To cope with patient-to-patient heterogeneity, an important issue in tissue engineering of aortic heart valves will be the real-time noninvasive and non-destructive assessment of mechanical properties both in vitro and in vivo to ensure tissue quality and function [5]. The challenge here is to find appropriate methodologies to evaluate the evolving structural remodeling and functionality, especially in a noninvasive manner so that the valve can be followed over time [5]. One way of approaching this issue is developing imaging modalities and discovering new biomarkers of inflammation which would help further understanding of inflammatory diseases and discerning events related to inflammation in heart valve tissue-engineered implants [12]. When applied to engineered heart valves, developed biomarkers should correlate directly with success and failure in order to generate outcome measurements, such as laboratory assays or imaging results that substitute for and reflect the mechanism of a significant clinical event or characteristic, e.g. stenosis, calcification, or infection [5]. An important consideration is whether calcification, the major pathologic process in valve degeneration, will be problematic. Evidence suggests that calcification may not be a major problem as long as the scaffold is ultimately resorbed and/or not intrinsically mineralizable, the interstitial cells are viable, and the ECM is capable of remodeling [5].
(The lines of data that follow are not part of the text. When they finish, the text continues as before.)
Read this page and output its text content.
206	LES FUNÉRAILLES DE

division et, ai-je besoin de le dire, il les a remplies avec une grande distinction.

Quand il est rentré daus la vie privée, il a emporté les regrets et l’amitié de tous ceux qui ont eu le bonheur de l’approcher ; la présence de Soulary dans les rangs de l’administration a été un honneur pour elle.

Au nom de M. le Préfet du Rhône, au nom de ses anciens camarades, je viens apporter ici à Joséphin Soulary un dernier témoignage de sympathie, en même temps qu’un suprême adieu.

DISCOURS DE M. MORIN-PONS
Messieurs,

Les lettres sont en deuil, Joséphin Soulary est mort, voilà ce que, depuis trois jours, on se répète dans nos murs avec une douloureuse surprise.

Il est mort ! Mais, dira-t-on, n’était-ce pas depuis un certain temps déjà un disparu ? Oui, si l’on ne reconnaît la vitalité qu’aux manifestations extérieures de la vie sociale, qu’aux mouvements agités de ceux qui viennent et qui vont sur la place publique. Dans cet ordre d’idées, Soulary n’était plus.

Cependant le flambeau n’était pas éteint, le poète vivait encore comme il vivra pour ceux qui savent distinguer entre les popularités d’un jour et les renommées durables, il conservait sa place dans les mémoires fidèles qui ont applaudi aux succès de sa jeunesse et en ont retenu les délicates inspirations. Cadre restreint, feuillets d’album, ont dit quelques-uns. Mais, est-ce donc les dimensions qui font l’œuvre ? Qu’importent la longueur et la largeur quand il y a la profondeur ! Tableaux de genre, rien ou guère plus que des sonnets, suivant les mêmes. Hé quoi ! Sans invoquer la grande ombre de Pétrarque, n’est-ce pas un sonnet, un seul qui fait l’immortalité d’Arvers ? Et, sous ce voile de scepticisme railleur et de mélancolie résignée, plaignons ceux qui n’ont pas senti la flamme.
For the translation from bench to bed, there must be understanding of the mechanisms involved and development of biomarkers, assays and tools for the assessment of valve regeneration. Surrogate and true endpoints must be defined to characterize and assure the quality of the tissue constructs, and predict outcomes as early as possible [5]. Key targets for characterizing tissue-engineered constructs include tissue composition, cellular gene expression and phenotype, ECM, and other key effectors of tissue remodeling and tissue quality [5].